For employers looking to instigate real change in accessibility in your organization, it begins with a simple conversation. As with all diversity pushes, it’s not necessarily about money – it’s more about leading with compassion and empathy.

“The first question that should always be asked is ‘How can we help - how can we support you?’”, says Johnson. “For someone to disclose is a personal choice and a very challenging one to make. Enabling your teams so they are educated and equipped with the right language and understanding to ensure they are not leaning into stereotypes or biases is incredibly important.

“Creating a safe space for disclosure and making sure all the accessibility tools and resources are readily available to access. Make sure education, trainings and companies you use to support are current, recommended by the disability community and include the voices of those who are in the neurominority.”

Neurodiversity has a wide range of conditions, she says.

“Most of us have at least two and if first disclosing or new to diagnosis, [employees] may not really know what support we need ourselves yet. Looking at your life through a completely different lens is an enormous learning curve and one that needs time and understanding.”

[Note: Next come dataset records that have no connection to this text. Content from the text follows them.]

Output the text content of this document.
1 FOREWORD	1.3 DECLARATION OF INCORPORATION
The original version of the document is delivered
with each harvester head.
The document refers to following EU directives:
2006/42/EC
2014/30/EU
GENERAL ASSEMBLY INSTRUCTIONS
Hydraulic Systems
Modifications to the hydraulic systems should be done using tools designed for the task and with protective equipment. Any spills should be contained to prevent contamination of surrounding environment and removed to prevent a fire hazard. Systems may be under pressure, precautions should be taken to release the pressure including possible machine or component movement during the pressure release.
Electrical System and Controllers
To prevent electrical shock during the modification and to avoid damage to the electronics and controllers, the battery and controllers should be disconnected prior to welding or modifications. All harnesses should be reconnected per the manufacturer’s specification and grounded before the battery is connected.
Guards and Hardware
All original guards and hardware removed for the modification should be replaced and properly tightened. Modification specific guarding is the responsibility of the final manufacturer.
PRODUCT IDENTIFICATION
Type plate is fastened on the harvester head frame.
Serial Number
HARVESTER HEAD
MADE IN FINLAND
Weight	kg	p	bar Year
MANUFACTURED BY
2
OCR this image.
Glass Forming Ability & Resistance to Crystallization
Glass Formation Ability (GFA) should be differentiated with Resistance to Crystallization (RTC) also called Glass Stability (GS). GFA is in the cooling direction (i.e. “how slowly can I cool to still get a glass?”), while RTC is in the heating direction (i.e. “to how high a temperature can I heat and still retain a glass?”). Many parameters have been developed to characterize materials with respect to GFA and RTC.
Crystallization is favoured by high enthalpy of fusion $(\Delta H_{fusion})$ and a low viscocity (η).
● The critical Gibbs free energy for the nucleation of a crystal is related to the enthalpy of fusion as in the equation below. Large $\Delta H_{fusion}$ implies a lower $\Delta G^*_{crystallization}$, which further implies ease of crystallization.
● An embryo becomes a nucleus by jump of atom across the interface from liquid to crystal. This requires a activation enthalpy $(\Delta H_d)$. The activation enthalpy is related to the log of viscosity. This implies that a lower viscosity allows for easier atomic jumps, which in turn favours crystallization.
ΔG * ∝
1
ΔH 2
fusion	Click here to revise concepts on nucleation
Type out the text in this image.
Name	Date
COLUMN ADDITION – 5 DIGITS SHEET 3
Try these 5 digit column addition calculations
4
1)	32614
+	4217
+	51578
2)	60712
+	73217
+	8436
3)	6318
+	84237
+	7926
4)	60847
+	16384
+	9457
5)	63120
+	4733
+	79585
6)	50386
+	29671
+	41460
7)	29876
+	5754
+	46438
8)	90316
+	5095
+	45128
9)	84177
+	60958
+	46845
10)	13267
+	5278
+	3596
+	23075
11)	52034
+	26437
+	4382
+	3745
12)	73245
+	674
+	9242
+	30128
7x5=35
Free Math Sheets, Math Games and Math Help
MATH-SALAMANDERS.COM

Looking at disability with intersectionality

As Johnson tells HRD, it’s about bringing an equitable, accessible and inclusive philosophy into everything you do.

“When we talk about disability, it’s not about bringing people through the door but is actually making sure they stay with the company, they thrive in the company and have a career path to look forward to,” she says. “The way to do this is to make your company accessible and inclusive, it’s to make sure that all your employees — from leaders to apprentices — have all the right information they need, have the education they need and feel supported.

“When you build, support and grow your disability community, you create a safe space to support people to disclose who may not have done otherwise. Ensuring you look at disability with a lens of intersectionality brings not only the disabled community, but parents, carers, families and allies, people from many different minority groups with very different disability experience.

Recognizing that disability, like all minority groups, is a completely individual experience is key for Johnson. She tells HRD that every person will have different strengths and challenges, different ways of interacting with the world, and different adjustments, just like anyone else.

“Diversity of minds, skills and experience is what makes a company be more innovative, more profitable and more successful.”

And at Amazon, they’re taking diversity seriously. As Johnson tells HRD, they have a range of disability inclusion leaders who work to support and create inclusion at the tech giant, whilst also promoting teams to ensure accessibility is built into their culture.

“We work to ensure our disabled and neurodivergent communities have safe spaces, knowledge that they will have equitable journey throughout Amazon and will be valued for their abilities as any other employee would be,” she says. “Listen to and include disabled voices in everything you do and build. Make sure you work to build accessibility into every email, presentation and thing you do.”

“Lead by example - nothing about us, without us.”